NSG mice bearing s.c. Capan-2 tumors were treated with CAR-T cells and tumor growth was monitored. T cells were isolated from tumors on day 7 and 14 after treatment for analysis. (A) Box plots of the change in tumor volume on day 14 versus baseline (n = 4–5). *P < 0.05 by 1-way ANOVA with Tukey’s post hoc test. (B) The expression of CD45 and Ki67 on T cells isolated on day 14 after treatment was analyzed by flow cytometry. For A and B, box plots show median (line), mean (plus symbol), and 25th to 75th percentile (box). The end of the whiskers represents the minimum and the maximum of all of the data. Error bars represent ± SEM (n = 4–5). P > 0.05. (C) Dendrogram showing the relatedness of gene expression patterns for individual animals. (D) MDS analysis of differentially expressed genes between the 3 sets of CAR-T cells isolated from Capan-2 xenograft tumors (n = 3–4) on day 7 and day 14. The number of differentially expressed genes (FDR < 0.05, FC < 2 or FC > 2) between a pair of CARs is indicated with pair-connecting arrows. (E) Heatmap showing differential expression of genes associated with T cell differentiation and exhaustion. Genes reported to be preferentially expressed in early stages of T cell differentiation (Tcf7, Fosb, Znf513, Batf2, Cxorf2, Trim14) and genes upregulated in effector cells (Lxn) or downregulated in effector or exhausted T cells (Dusp6 and Pik3cd) are plotted. (F and G) Normalized enrichment scores of selected up- or downregulated gene sets associated with T cell differentiation (F) or Th17 polarization (G) as determined by GSEA using MSigDB C7 gene ontology sets. *P < 0.05. For all pathways, FDR q ≤ 0.02 (unless otherwise indicated). Reference numbers for immunology-related gene lists from MSigDB C7 are indicated in parentheses.

Figure 5. Mutation of the YMFM motif in the ICOS signaling domain to YMNM (CD28 motif) impairs antitumor effect and T cell persistence.

(A) A real-time cytotoxicity assay (xCELLigence) was used to evaluate the lysis of Capan-2 tumor cells when treated with CAR-T cells (E/T = 3:1) over a 120-hour period. (B) CAR-T cells were cocultured with mesothelin⁺ Capan-2 cells. Supernatants were obtained 24 hours later, and cytokine production was analyzed by ELISA. Fold-change cytokine production in second-generation versus first-generation (z) CAR-T cells was analyzed in 3 to 4 healthy donors. P values were calculated by 1-way ANOVA with Tukey’s post hoc test. (C–E) NSG mice bearing s.c.
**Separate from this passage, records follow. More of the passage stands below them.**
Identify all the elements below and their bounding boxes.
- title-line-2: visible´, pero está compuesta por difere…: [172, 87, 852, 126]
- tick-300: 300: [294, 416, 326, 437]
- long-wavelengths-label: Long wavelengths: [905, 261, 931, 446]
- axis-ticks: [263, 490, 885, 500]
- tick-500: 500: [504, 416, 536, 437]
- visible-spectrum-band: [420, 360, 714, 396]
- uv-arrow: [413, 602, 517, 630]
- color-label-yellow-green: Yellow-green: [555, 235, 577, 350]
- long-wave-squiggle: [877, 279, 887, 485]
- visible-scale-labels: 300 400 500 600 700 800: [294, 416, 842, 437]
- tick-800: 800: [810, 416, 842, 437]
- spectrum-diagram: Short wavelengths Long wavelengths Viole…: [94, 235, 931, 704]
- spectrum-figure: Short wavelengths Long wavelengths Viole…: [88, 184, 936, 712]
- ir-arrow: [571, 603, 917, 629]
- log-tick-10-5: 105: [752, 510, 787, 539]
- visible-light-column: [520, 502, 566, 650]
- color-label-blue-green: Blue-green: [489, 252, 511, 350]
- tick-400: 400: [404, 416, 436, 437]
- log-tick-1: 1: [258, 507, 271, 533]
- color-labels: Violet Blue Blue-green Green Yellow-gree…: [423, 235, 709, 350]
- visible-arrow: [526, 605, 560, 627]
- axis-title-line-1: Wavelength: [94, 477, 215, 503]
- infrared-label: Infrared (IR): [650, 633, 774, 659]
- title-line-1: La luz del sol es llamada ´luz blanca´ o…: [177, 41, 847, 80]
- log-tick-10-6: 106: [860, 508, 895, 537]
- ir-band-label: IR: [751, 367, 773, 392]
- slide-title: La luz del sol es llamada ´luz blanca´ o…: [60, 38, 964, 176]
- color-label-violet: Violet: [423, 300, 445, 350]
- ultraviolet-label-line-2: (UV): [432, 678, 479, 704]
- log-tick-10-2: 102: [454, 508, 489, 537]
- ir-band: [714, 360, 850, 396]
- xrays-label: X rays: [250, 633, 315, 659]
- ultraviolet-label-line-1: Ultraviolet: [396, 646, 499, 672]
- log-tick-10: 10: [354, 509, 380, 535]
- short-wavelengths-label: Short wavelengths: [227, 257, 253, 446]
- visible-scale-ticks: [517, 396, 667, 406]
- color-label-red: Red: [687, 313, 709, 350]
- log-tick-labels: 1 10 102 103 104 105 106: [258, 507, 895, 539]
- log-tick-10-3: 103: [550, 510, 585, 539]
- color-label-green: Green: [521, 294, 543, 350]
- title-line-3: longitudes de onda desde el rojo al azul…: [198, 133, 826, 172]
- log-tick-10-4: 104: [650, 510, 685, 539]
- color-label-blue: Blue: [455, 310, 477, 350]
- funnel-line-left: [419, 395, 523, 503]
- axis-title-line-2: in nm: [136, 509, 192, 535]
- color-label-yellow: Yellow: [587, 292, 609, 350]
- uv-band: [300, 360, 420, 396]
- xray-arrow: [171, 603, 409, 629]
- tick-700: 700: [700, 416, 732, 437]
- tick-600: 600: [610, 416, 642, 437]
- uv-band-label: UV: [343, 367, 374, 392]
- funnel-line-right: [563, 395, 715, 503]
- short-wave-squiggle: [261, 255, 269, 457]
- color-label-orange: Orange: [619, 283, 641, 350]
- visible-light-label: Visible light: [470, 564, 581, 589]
Capan-2 tumors were treated 30 days after tumor implantation with 2 doses of CAR-T cells (n = 6–9). (C) Tumor volume was analyzed at indicated time points. Statistical analysis was performed by 2-way ANOVA followed by Dunnett’s multiple-comparisons test. (D) Box plots of the change in tumor volume on day 35 versus baseline (n = 6–9). Box plots show median (line) and 25th to 75th percentile (box). The end of the whiskers represents the minimum and the maximum of all of the data. P values were calculated with 2-tailed Mann-Whitney tests. (E) The concentration of CD4⁺ and CD8⁺ T cells was determined in the blood of treated animals 36 days after T cell injection. P values were calculated by Kruskal-Wallis multiple-comparisons test. *P < 0.05; **P < 0.01; ***P < 0.001.